Actually, I left Hawaii because I thought I had fallen in love. But that’s a story for another day.

I went to see my friend Geri and to get my haircut. My hair stylist, Sam, told me it was her birthday and invited me out that night. I dragged my friend Shawn out and we had a blast hanging out with their friends, dancing, and meeting Iranian male models who wore more eyeliner than me. I met a guy named Todd who had a house, a dog, a divorce, and a daughter. He was extremely nice, but made me feel my age a little. He was the kind of guy I probably needed to meet, but would never give the time. He probably had less baggage than me and would probably run away screaming if the likes of me entered his life.

I called my friend Amy the next day and asked her why we didn’t meet men like this in Dallas. She pointed out that I was on vacation and that I didn’t have my guard up. She seemed to think that if I was home, that I probably would not get past a mere hello with a man like that. I wonder if this is true and if it is, then what the heck is wrong with me?

Friday, February 23, 2007

Aloha Hawaii!

I rushed to the airport because I worked up until the few precious seconds before I started my trip to Australia. I decided to breakup the trip and fly to Hawaii to visit friends before my journey to Aus. The flight from Dallas to LA was exhausting. I had not slept in almost 3 days so as soon as I got on the plane, I passed out. I woke up and the guy sitting next to me had wedged his sweatshirt between the two us because I had apparently fallen asleep on him. So I had been passed out and hugging his sweatshirt for about an hour. He was in the Navy and was in Fort Worth for training. Am I a friggin military man magnet? He was nice about me drooling on him as I slept. He was Filipino and asked me where the good Asian clubs were in Dallas. Sorry to say, but he was asking the wrong person. I am proud of my heritage. I am not ashamed of being Asian or Vietnamese. However, I also consider myself American as well and I pride myself in the large variety of friends that I hang out with. So seeking out a club with only Asian people in it is not something that I take interest in. I'm interested in having fun and I can do that at any place consisting of any race of people.

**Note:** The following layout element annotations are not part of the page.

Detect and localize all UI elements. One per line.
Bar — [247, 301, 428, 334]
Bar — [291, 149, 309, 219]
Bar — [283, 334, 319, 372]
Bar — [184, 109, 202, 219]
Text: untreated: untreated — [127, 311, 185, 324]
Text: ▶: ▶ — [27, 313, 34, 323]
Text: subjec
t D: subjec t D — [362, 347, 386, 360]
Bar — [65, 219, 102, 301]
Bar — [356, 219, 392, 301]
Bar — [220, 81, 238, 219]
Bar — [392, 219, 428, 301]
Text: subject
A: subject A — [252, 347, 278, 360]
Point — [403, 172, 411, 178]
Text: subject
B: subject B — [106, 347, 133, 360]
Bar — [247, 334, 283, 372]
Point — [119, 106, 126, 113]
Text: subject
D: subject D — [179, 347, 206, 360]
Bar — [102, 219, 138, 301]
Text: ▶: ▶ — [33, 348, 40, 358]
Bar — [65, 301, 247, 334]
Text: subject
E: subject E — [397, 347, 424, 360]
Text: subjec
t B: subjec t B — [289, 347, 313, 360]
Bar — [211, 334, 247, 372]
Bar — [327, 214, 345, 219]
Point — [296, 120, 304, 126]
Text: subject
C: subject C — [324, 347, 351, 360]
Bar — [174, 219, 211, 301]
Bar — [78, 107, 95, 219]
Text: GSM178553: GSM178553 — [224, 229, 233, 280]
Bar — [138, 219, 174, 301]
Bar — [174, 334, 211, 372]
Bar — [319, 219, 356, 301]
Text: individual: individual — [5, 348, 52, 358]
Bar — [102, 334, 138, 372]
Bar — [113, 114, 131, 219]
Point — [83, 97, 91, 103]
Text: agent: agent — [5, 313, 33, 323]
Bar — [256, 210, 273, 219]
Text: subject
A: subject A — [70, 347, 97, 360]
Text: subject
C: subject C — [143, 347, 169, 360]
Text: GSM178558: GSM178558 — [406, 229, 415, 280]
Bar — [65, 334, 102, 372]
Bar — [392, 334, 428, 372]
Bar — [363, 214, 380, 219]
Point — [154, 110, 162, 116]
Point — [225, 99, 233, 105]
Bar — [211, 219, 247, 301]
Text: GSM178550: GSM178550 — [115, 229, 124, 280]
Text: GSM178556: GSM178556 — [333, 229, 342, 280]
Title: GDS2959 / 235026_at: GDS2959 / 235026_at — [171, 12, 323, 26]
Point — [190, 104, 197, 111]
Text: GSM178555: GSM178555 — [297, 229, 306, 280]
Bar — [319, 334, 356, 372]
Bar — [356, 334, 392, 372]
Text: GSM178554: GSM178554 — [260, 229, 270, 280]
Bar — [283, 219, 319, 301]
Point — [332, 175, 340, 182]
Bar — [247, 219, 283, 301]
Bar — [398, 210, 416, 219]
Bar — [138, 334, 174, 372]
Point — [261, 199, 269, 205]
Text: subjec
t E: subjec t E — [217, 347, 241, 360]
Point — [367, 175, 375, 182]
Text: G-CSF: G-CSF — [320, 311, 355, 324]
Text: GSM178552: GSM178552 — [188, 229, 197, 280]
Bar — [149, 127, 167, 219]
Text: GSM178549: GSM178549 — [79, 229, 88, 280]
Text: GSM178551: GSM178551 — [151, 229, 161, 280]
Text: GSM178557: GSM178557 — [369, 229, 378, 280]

Of course my flight to Hawaii was delayed several hours. I sat next to one of the owners of Wahoo Fish Market. He was certainly the most interesting guy I ever met on an airplane. He had long hair and a long interesting beard. He regaled me with stories and showed me pictures of famous people he had met. He also gave me a contact in Australia for the later leg of my journey. When we arrived at the airport it was 2am and my friends both had to get up at 5am. So, my newfound airplane friend gave me a ride to the hotel.

It seems I have a natural talent for meeting random people on vacation. Perhaps it’s because I am cute and friendly. I personally think it’s because I am in constant need of human interaction that I force myself to talk and befriend complete strangers. So far it’s worked out well for me. This talent never works in Dallas, but it’s a great gift when traveling alone.